The deep learning network makes use of so-called generative adversarial networks, or GANs, where one system of equations, called a generator, must transform video frames in order to synthesize some new frames, and another system of equations, the discriminator, has to try to tell the fake from the original. The two compete with forgery and investigation, like counterfeiters and cops, until the generator gets so good at faking video frames that the discriminator can't tell them from the real thing.
The researchers built upon an August research paper from UC Berkeley researchers called Cycle-GAN. That work just transformed still images. The key notion, that of a "cycle," means that the original image can be recovered from the fake, in the same way a translation from English to French by a computer should be able to then yield the original sentence when translated back from French to English. This paper adds a knowledge of how a picture of a face or a landscape or a flower changes from one frame to another.
The authors believe they're improving translation from one thing to another by adding more "constraints" to the problem. As they write, "many natural visual signals are inherently spatiotemporal in nature, which provides strong temporal constraints for free. This results in significantly better mappings."
The results of the study suggest to the authors that adding temporal data improves the fakery.
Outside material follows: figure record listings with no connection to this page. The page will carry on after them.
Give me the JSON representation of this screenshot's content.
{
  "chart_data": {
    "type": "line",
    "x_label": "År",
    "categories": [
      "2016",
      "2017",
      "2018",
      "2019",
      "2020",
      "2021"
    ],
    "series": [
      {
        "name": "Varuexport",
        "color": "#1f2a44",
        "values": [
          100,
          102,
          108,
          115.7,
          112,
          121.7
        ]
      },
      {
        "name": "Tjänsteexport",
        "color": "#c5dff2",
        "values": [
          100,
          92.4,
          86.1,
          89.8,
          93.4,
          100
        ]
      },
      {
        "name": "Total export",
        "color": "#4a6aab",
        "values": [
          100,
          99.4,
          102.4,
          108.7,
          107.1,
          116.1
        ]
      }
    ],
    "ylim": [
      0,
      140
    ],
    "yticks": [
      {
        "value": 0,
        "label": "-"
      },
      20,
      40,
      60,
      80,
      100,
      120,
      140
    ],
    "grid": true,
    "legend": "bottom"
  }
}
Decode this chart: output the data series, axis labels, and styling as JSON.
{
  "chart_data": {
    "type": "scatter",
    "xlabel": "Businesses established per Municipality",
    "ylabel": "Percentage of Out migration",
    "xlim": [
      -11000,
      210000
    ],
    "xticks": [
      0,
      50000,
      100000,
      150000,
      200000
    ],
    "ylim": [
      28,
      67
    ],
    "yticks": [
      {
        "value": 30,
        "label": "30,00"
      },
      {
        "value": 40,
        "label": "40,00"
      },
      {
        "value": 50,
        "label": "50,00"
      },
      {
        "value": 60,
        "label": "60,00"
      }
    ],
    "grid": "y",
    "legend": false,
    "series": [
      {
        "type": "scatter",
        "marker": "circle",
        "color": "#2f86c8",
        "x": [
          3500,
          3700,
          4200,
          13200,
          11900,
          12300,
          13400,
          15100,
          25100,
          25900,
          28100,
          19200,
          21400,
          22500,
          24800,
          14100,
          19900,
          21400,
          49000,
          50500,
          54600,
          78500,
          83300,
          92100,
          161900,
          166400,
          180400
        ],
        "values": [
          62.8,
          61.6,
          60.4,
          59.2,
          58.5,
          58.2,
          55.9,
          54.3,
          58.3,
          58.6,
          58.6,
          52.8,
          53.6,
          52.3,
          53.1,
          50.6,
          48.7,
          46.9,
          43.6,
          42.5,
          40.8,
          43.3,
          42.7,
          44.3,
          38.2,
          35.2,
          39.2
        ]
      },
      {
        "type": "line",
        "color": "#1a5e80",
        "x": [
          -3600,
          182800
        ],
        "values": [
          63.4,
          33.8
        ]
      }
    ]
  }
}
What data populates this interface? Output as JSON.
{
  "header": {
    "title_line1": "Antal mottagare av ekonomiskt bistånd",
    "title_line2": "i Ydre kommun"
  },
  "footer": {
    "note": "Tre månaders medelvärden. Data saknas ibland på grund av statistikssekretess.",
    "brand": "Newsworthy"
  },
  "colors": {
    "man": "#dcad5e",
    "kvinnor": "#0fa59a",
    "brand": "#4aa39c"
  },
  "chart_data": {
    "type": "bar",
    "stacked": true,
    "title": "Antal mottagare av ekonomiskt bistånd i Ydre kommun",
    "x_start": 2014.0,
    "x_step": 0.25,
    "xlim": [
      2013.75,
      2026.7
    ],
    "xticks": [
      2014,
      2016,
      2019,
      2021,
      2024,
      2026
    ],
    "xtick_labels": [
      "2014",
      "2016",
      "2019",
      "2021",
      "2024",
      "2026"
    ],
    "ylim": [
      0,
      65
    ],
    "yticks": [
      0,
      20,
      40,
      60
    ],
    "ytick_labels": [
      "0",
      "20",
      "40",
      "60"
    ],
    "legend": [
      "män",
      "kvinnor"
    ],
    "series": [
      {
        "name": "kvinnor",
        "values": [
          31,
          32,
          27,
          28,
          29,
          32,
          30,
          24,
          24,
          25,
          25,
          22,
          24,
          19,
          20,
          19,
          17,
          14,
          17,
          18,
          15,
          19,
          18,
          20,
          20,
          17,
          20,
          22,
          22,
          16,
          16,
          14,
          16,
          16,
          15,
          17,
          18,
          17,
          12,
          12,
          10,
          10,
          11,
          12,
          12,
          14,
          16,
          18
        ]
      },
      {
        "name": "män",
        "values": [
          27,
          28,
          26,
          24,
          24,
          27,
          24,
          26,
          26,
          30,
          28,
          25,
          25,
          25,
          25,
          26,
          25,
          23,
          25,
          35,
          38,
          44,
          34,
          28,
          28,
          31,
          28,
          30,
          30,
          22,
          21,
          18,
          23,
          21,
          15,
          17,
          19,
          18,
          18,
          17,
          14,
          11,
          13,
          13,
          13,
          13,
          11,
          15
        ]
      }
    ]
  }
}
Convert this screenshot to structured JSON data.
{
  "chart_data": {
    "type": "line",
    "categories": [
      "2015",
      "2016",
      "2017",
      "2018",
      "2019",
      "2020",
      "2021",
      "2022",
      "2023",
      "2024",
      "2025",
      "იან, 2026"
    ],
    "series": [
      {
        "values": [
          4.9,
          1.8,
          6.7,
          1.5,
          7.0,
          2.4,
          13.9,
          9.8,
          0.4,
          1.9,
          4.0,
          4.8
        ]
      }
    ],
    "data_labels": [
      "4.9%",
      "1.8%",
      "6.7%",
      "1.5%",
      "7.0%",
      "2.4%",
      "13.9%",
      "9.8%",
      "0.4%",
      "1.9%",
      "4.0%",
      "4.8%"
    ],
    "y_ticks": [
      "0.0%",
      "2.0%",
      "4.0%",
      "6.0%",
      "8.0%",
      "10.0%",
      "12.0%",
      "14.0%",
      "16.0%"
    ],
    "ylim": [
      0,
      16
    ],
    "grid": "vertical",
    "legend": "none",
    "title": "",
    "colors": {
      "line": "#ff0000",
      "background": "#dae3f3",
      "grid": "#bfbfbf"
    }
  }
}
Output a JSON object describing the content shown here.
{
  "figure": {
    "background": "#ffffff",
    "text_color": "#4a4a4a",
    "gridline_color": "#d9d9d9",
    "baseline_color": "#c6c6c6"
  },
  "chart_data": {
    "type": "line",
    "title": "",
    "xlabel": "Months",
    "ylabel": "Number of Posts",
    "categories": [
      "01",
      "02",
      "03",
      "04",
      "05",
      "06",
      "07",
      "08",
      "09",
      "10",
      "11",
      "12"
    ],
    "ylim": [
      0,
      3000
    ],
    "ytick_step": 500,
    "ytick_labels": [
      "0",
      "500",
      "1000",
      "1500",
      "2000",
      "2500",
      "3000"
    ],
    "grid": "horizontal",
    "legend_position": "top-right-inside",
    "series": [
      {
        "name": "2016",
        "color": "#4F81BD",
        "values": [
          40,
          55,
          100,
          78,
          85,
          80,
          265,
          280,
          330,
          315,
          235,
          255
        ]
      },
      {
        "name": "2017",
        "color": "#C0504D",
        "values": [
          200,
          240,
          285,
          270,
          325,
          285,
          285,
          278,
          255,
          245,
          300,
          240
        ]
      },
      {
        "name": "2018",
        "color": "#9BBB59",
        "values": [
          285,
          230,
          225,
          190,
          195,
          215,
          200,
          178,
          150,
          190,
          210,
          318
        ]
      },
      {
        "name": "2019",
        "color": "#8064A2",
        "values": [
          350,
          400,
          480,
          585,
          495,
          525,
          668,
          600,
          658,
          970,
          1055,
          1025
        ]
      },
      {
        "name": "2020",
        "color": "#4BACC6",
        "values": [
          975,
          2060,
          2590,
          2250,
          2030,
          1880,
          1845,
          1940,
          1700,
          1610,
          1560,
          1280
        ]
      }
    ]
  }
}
They had 15 human subjects look at the videos they created and say whether they were real or fake. Almost a third of the time, 28 percent, the people mistakenly judged a fake video created with this new approach as being genuine, whereas with videos that were created with the previous Cycle-GAN technology, they were only fooled about 7.3 percent of the time.
One outcome of such deception could be lots more fake stuff. As they refine the neural nets, the authors note they can better approximate the "style" of one video in a new fake video -- things like the cadence of one speaker imprinted onto another. "Using spatiotemporal generative models," they write, "would allow to even learn the speed of generated output. E.g. Two people may have different ways of content delivery and that one person can take longer than other to say the same thing."
The authors, happily, present one of their failures, always a refreshing ingredient. They took a video of a bird and mapped it to a video of an animated bird in origami format. The fake video fails when the real bird flies off its perch and out of the scene. The fake origami bird initially went away, but then it inappropriately flew back. The authors write that their neural net is having trouble dealing with the complete absence of the bird. "Our algorithm is not able to make transition of association when the real bird is completely invisible, and so it generated a random flying origami," they conclude.